Siyasetçi mantıklı olmalı, çözümden yana olmalı, dürüst olmalı.

 

Bir düşünür ''Gülümseme, insanın yüzünde açan bir çiçektir'' demiş.

 

Büyük bir hastane de 5 meşhur cerrah oturmuşlar ve hangi meslekten olan insanları ameliyat etmenin daha kolay olduğuna dair sohbet ediyorlarmış.

 

İlk cerrah demiş ki: ''Ben muhasebecileri, hesap uzmanlarını ameliyat etmeyi severim. İçlerini açtığım zaman her şey numaralıdır, iş kolay olur.''

 

İkincisi: ''Doğru ama Elektrikçilerin, Elektronikçilerin ameliyatı daha kolaydır. Her şey ayrı ayrı renktedir.''

 

Üçüncü cerrah: ''Siz bir de kütüphanecileri, arşivcileri görün. Her şey alfabetik sıradadır, onun için onların ameliyatı çok daha kolay olur.

 

Dördüncüsü: ''İnşaatçıların ameliyatı da pek kolay olur'' demiş. ''Üstelik onlar iş bittikten sonra içeride parçalar, yabancı maddeler kalmasına alışıktırlar.''

 

Sonuncu cerrah: ''Arkadaşlar'' demiş. ''Siz herhalde hiç siyasetçi ameliyat etmediniz. Onların kalbi, yürekleri yoktur. içleri bomboştur. Beyinleri de öyle. Üstelik kafalarından hasta  iseler, başka yerlerinden alıp beyinlerine takarsınız. Onlar siyasete kaldıkları yerden devam ederler.''

 

Dün söylediklerini bugün unutan siyasetçilerimiz için örnek olabilecek 3 ninemize kulak verelim..

 

HURİYE..NURİYE..DÜRÜYE.

 

70-80 Yaşlarında çok eski 3 arkadaştırlar.

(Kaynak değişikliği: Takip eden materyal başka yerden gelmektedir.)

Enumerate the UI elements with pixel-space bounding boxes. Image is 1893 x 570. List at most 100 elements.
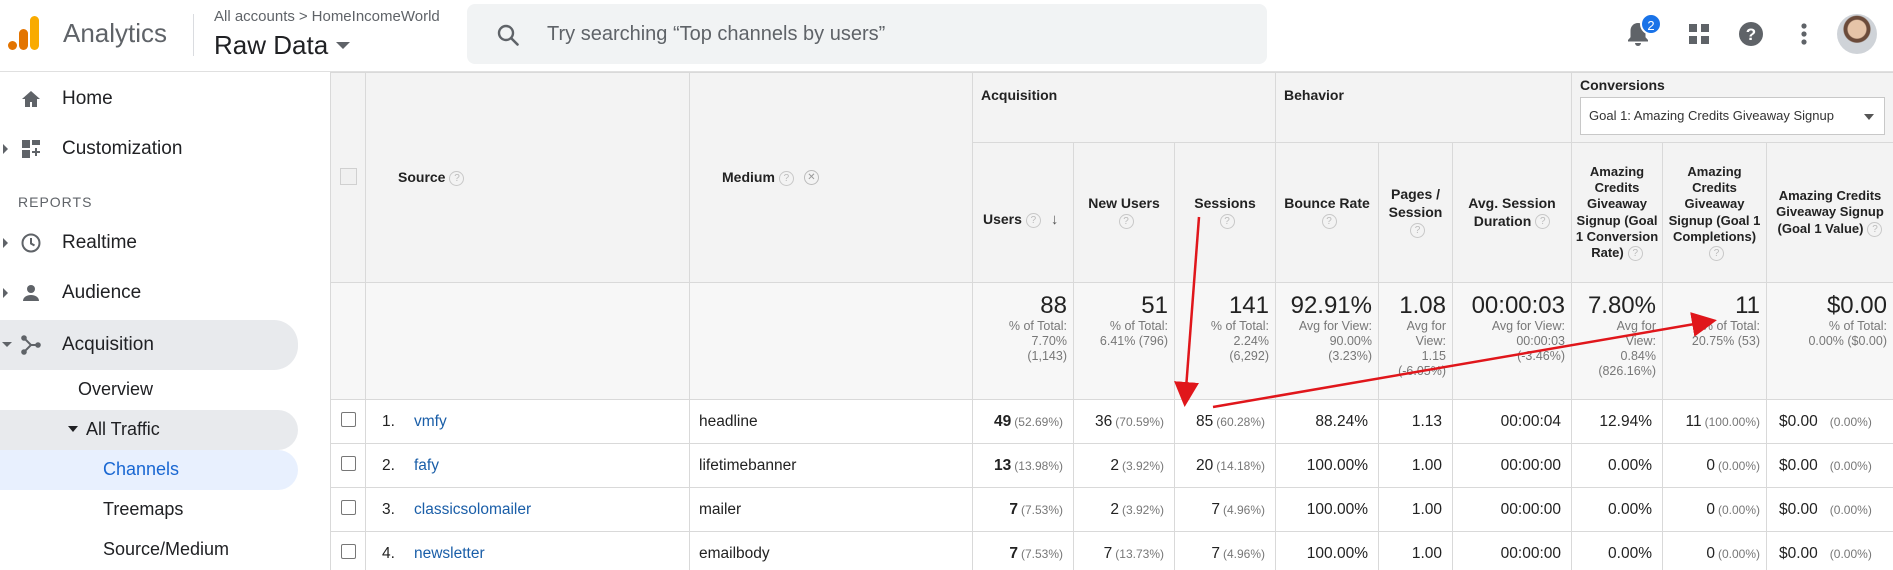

Huriye Nuriye'ye telefon eder ve Dürüye'ye gitmek için anlaşırlar ve giderler.

 

Düriye arkadaşlarına kahve yapar ve içerler.

Biraz muhabbetten sonra Düriye: ''Ayy! Kusura bakmayın unuttum, birer kahve yapayım da içelim'' der.  Huriye ve Nuriye bir şey demezler.

 Aradan zaman geçer ve Dürüye tekrar ''Size birer kahve bile yapamadım, hemen yapayım da içelim'' der. Bizimkiler yine ses çıkarmazlar.

Akşama doğru Huriye ve Nuriye kalkarlar. Yolda bastonlarıyla tin,tin yürürken aralarında şu konuşma geçer:

'' Kız gördün mü Dürüye'yi ne kadar da pinti olmuş, bir kahve bile ikram etmedi.